Мечтал Сенька о грамоте, но не для бедняков она. Отец рассуждал так: был бы хлеб с квасом, да зипун с плеч не сваливался, и без грамоты прожить можно. Подрос Сенька. Отец в первый раз Семеном назвал и добавил:
— Выколосился ты, жениться пора…
Потом призыв в царскую армию. Грамоте обучался в окопах, когда на германскую взяли, по этикеткам на махорке. Врагов бил храбро. Лишь позднее понял, что немцы такие же солдаты, как русские, — из крестьян, из рабочих, может, шпалотесы, как и сам. За проявленную храбрость в унтеры пожаловали.
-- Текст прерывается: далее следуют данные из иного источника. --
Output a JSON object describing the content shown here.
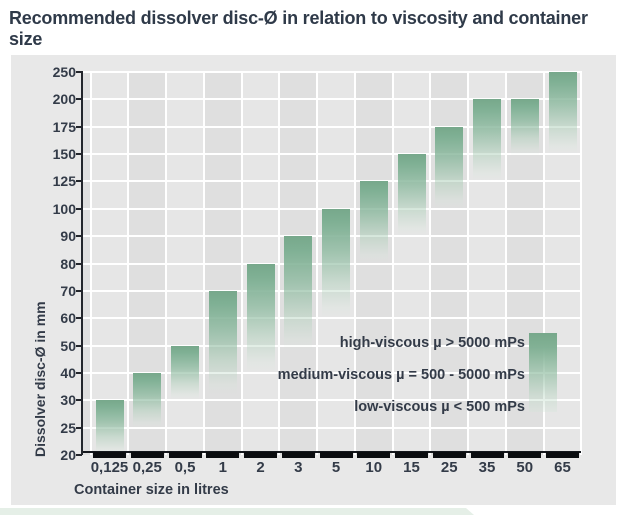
{
  "title": "Recommended dissolver disc-Ø in relation to viscosity and container size",
  "colors": {
    "title_text": "#2f3a49",
    "label_text": "#333b48",
    "bar_green_top": "#77a88b",
    "panel_background": "#e8e8e8",
    "stripe_dark": "#dfdfdf",
    "stripe_light": "#e6e6e6",
    "gridline": "#ffffff",
    "axis": "#23262c",
    "footer_band": "#e5efe7"
  },
  "chart_data": {
    "type": "bar",
    "title": "Recommended dissolver disc-Ø in relation to viscosity and container size",
    "xlabel": "Container size in litres",
    "ylabel": "Dissolver disc-Ø in mm",
    "y_scale": "non-linear: listed ticks are evenly spaced",
    "y_ticks": [
      20,
      25,
      30,
      40,
      50,
      60,
      70,
      80,
      90,
      100,
      125,
      150,
      175,
      200,
      250
    ],
    "ylim": [
      20,
      250
    ],
    "grid": true,
    "categories": [
      "0,125",
      "0,25",
      "0,5",
      "1",
      "2",
      "3",
      "5",
      "10",
      "15",
      "25",
      "35",
      "50",
      "65"
    ],
    "bars": [
      {
        "container_litres": "0,125",
        "disc_max_mm": 30,
        "disc_fade_to_mm": 20
      },
      {
        "container_litres": "0,25",
        "disc_max_mm": 40,
        "disc_fade_to_mm": 25
      },
      {
        "container_litres": "0,5",
        "disc_max_mm": 50,
        "disc_fade_to_mm": 30
      },
      {
        "container_litres": "1",
        "disc_max_mm": 70,
        "disc_fade_to_mm": 32
      },
      {
        "container_litres": "2",
        "disc_max_mm": 80,
        "disc_fade_to_mm": 40
      },
      {
        "container_litres": "3",
        "disc_max_mm": 90,
        "disc_fade_to_mm": 48
      },
      {
        "container_litres": "5",
        "disc_max_mm": 100,
        "disc_fade_to_mm": 60
      },
      {
        "container_litres": "10",
        "disc_max_mm": 125,
        "disc_fade_to_mm": 80
      },
      {
        "container_litres": "15",
        "disc_max_mm": 150,
        "disc_fade_to_mm": 90
      },
      {
        "container_litres": "25",
        "disc_max_mm": 175,
        "disc_fade_to_mm": 100
      },
      {
        "container_litres": "35",
        "disc_max_mm": 200,
        "disc_fade_to_mm": 125
      },
      {
        "container_litres": "50",
        "disc_max_mm": 200,
        "disc_fade_to_mm": 148
      },
      {
        "container_litres": "65",
        "disc_max_mm": 250,
        "disc_fade_to_mm": 150
      }
    ],
    "legend": [
      {
        "label": "high-viscous µ > 5000 mPs"
      },
      {
        "label": "medium-viscous µ = 500 - 5000 mPs"
      },
      {
        "label": "low-viscous µ < 500 mPs"
      }
    ],
    "legend_position": "inside lower right",
    "legend_swatch": "vertical gradient bar: dark green at top (high-viscous) fading to pale at bottom (low-viscous)"
  }
}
Унтеры в почете были: впереди солдат шли, за веру, царя и отечество умирали сами и на смерть других вели.
Но войне рвались шрапнели, винтовочные выстрелы не смолкали за брустверами. Не сразу свыкся Семен с боевым гулом войны. Казалось, каждый снаряд, проносившийся над окопами, просвистевшая над головой пуля несли смерть ему, Мартьянову. Сколько солдат погибло рядом, а он уцелел. Оттого дороже стала жизнь, больше задумывался над нею. И тут помог Мартьянову товарищ — рабочий с Путиловского завода, рядовой солдат. Стал учить его грамоте, по буквам складывать слова, по словам — фразы. Так осуществилась мечта Семена. Под артиллерийскую канонаду сочинял, потея, с трудом первые письма домой.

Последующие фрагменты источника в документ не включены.